SOMLibSparseInputData

public SOMLibSparseInputData(String vectorFileName)
Uses default values for sparsity (true), normalisation (true), chacheblocks ( 1) and seed (7 ).


SOMLibSparseInputData

public SOMLibSparseInputData(String vectorFileName,
                             boolean sparse,
                             boolean norm,
                             int numCacheBlocks,
                             long seed)

SOMLibSparseInputData

public SOMLibSparseInputData(String vectorFileName,
                             String templateFileName)

SOMLibSparseInputData

public SOMLibSparseInputData(String vectorFileName,
                             String templateFileName,
                             boolean sparse,
                             boolean norm,
                             int numCacheBlocks,
                             long seed)

SOMLibSparseInputData

public SOMLibSparseInputData(String vectorFileName,
                             String templateFileName,
                             String classInfoFileName)
                      throws SOMToolboxException
Throws:
SOMToolboxException

SOMLibSparseInputData

public SOMLibSparseInputData(String vectorFileName,
                             String templateFileName,
                             String classInfoFileName,
                             boolean sparse,
                             boolean norm,
                             int numCacheBlocks,
                             long seed)
                      throws SOMToolboxException
Throws:
SOMToolboxException

SOMLibSparseInputData

protected SOMLibSparseInputData()
Method Detail

initFromExistingData

private void initFromExistingData(cern.colt.matrix.DoubleMatrix2D data,
                                  String[] dataNames,
                                  boolean norm,
                                  Random rand,
                                  TemplateVector tv,
                                  SOMLibClassInformation clsInfo)

init

public void init(boolean sparse,
                 boolean norm,
                 long seed)

getInputDatum

public InputDatum getInputDatum(int index)
Description copied from interface: InputData
Get an input datum with a specified index.

Parameters:
index - the index of the input datum.
Returns:
the input datum.

getInputVector

public double[] getInputVector(int d)
Description copied from interface: InputData
Get the vector for the input datum of the specified index


getValue

public double getValue(int x,
                       int y)
Description copied from interface: InputData
Returns the value of the y-th feature of input vector x.


mqe0

public double mqe0(DistanceMetric metric)
Description copied from interface: InputData
Calculates the mean quantisation error of the top-level unit.

Parameters:
metric - the metric to use for distance calculation.
Returns:
the mqe0.

readVectorFile

protected void readVectorFile(String vectorFileName,
                              boolean sparse)
Reads the input data from the given file, which has to follow the Input Vector File specification.
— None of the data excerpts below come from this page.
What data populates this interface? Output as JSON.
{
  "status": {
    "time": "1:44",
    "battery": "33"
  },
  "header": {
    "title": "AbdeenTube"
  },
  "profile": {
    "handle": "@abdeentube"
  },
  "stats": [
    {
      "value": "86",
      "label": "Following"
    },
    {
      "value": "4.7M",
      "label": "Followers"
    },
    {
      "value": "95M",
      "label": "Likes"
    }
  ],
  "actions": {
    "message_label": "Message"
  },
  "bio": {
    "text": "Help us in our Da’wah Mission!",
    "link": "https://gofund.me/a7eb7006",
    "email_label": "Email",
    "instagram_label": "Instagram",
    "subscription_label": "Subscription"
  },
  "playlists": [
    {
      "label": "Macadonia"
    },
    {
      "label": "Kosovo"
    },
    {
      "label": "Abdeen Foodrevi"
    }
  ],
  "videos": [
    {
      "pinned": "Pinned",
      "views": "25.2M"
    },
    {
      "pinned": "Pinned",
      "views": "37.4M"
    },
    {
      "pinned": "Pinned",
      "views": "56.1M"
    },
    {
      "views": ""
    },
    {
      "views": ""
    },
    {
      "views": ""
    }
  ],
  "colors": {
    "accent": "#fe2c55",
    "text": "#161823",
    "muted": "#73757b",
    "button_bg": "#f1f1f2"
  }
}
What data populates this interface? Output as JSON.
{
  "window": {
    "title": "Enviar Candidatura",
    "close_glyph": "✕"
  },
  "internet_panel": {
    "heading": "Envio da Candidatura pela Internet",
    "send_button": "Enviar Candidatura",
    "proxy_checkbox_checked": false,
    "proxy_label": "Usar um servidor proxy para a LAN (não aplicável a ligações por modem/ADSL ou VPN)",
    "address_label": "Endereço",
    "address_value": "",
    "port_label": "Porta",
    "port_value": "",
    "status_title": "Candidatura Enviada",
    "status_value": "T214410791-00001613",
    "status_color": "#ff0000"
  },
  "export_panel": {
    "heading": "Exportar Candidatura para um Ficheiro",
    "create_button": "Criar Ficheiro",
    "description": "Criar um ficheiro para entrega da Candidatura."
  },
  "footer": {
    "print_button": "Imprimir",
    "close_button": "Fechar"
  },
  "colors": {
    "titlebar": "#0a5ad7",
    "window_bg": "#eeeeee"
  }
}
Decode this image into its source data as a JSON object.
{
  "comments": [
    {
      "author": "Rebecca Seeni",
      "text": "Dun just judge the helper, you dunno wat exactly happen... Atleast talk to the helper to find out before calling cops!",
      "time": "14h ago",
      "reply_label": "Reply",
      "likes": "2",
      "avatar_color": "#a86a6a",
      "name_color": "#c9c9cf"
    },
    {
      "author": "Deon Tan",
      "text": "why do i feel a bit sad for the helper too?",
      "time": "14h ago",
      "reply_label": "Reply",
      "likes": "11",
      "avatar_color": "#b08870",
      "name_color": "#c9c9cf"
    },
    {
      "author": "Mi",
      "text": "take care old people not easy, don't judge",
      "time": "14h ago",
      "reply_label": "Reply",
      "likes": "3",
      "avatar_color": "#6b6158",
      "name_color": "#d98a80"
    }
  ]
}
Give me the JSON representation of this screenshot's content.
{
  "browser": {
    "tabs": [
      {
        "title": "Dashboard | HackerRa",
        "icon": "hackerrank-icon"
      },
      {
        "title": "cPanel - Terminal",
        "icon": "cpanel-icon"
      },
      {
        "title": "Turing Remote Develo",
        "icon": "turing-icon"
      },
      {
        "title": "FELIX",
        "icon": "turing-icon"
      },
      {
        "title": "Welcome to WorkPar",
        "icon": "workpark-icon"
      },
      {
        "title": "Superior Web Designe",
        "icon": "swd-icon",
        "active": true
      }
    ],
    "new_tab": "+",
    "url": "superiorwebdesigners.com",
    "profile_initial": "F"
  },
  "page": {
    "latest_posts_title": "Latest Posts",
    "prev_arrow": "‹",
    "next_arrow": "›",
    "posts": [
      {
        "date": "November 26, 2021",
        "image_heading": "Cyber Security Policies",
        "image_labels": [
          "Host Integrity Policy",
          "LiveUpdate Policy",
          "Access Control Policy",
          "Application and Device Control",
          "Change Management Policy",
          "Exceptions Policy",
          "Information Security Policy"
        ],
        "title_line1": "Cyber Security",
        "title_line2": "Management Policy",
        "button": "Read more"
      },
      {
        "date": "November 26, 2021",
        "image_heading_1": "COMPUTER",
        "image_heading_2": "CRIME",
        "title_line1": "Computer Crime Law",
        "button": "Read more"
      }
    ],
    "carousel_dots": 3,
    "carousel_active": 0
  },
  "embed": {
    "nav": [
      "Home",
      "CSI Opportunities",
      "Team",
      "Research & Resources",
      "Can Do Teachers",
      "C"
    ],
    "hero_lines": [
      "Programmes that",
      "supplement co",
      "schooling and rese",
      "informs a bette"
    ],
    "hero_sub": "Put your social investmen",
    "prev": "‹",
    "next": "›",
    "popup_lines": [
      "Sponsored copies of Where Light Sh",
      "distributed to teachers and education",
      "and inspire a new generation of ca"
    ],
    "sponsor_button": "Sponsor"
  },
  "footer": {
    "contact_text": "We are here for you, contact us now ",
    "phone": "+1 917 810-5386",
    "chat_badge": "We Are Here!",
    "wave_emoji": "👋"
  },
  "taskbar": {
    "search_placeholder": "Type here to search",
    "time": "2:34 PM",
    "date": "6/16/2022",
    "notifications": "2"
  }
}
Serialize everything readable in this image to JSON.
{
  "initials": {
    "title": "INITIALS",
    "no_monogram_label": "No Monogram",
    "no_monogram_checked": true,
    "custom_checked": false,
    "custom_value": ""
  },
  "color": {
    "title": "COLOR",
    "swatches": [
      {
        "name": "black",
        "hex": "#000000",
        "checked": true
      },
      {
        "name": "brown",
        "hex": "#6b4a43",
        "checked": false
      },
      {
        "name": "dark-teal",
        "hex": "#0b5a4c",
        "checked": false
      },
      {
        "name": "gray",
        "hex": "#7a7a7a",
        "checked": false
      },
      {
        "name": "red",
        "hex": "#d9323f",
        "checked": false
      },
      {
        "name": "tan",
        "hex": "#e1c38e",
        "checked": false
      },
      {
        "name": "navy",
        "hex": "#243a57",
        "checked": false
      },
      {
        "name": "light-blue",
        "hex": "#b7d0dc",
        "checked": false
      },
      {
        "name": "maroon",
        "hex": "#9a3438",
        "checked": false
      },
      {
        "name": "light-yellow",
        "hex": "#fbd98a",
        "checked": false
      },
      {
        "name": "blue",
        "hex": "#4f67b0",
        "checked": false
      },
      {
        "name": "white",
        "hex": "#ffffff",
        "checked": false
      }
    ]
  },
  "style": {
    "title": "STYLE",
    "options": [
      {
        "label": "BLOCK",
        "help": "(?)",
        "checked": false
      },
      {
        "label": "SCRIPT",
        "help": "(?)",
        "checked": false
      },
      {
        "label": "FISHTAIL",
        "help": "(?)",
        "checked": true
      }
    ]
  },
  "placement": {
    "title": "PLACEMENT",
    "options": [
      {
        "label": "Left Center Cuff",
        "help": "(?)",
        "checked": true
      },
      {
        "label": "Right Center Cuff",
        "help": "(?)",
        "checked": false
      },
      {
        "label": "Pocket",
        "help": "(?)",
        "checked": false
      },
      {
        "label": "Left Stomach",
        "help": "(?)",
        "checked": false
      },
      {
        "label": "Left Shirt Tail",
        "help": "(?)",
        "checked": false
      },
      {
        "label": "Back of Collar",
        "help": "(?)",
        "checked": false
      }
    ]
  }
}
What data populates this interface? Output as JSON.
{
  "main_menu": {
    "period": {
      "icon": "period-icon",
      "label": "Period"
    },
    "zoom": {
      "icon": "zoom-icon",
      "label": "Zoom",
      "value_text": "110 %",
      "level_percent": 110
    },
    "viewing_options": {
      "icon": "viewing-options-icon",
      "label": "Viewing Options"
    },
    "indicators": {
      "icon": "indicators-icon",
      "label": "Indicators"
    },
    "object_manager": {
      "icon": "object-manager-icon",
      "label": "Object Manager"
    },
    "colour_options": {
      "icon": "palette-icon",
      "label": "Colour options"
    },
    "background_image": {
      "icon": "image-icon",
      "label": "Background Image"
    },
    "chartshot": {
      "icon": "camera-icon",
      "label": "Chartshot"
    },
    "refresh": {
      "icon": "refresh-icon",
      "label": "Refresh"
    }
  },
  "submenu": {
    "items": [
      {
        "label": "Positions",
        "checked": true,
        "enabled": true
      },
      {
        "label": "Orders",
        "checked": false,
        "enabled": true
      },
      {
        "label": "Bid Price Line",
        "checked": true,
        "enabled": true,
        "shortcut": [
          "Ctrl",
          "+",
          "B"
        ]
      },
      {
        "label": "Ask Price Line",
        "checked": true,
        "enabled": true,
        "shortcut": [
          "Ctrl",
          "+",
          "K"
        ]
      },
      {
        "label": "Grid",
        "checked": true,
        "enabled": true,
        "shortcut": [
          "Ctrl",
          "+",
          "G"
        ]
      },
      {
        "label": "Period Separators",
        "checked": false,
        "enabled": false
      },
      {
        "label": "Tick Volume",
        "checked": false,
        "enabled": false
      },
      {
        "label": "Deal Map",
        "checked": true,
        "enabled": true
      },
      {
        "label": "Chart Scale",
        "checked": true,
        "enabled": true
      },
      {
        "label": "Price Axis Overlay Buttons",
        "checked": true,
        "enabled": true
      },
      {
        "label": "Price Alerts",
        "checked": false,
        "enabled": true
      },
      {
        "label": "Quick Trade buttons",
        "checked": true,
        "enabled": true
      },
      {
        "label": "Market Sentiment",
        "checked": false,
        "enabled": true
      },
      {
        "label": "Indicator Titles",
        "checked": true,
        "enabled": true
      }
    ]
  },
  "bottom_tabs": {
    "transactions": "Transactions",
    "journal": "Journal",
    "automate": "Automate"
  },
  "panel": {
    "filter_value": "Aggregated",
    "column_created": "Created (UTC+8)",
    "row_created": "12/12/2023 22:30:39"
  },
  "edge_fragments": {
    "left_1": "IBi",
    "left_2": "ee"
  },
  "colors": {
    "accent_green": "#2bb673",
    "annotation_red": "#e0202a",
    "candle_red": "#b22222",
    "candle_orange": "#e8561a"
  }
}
Additionally calculates the AbstractSOMLibSparseInputData.meanVector and creates the AbstractSOMLibSparseInputData.nameCache for faster index search.

Parameters:
vectorFileName - the name of the input vector file.

initDataStructures

protected void initDataStructures(boolean sparse)

initMatrix

protected void initMatrix(boolean sparse)

openFile

protected static BufferedReader openFile(String vectorFileName)

processLine

protected void processLine(int index,
                           String[] lineElements)
                    throws Exception
Process a single line of the input vector file.

Parameters:
index - the line index
lineElements - the line elements, split by the delimeters
Throws:
Exception

parseDouble

protected double parseDouble(String s)

setMatrixValue

protected void setMatrixValue(int row,
                              int column,
                              double value)

addInstance

protected void addInstance(int index,
                           String label)

subset

public InputData subset(String[] names)
Description copied from interface: InputData
Gets a subset of this input data set. The input data in the subset are identified by the specified labels.

Parameters:
names - the label names of the desired subset data.
Returns:
a subset of the data.

main

public static void main(String[] args)
                 throws Exception
Method for stand-alone execution, prints useful information about the input data.

Throws:
Exception

getDimensionality

public static long getDimensionality(String vectorFileName)

setLabel

public void setLabel(int index,
                     String name)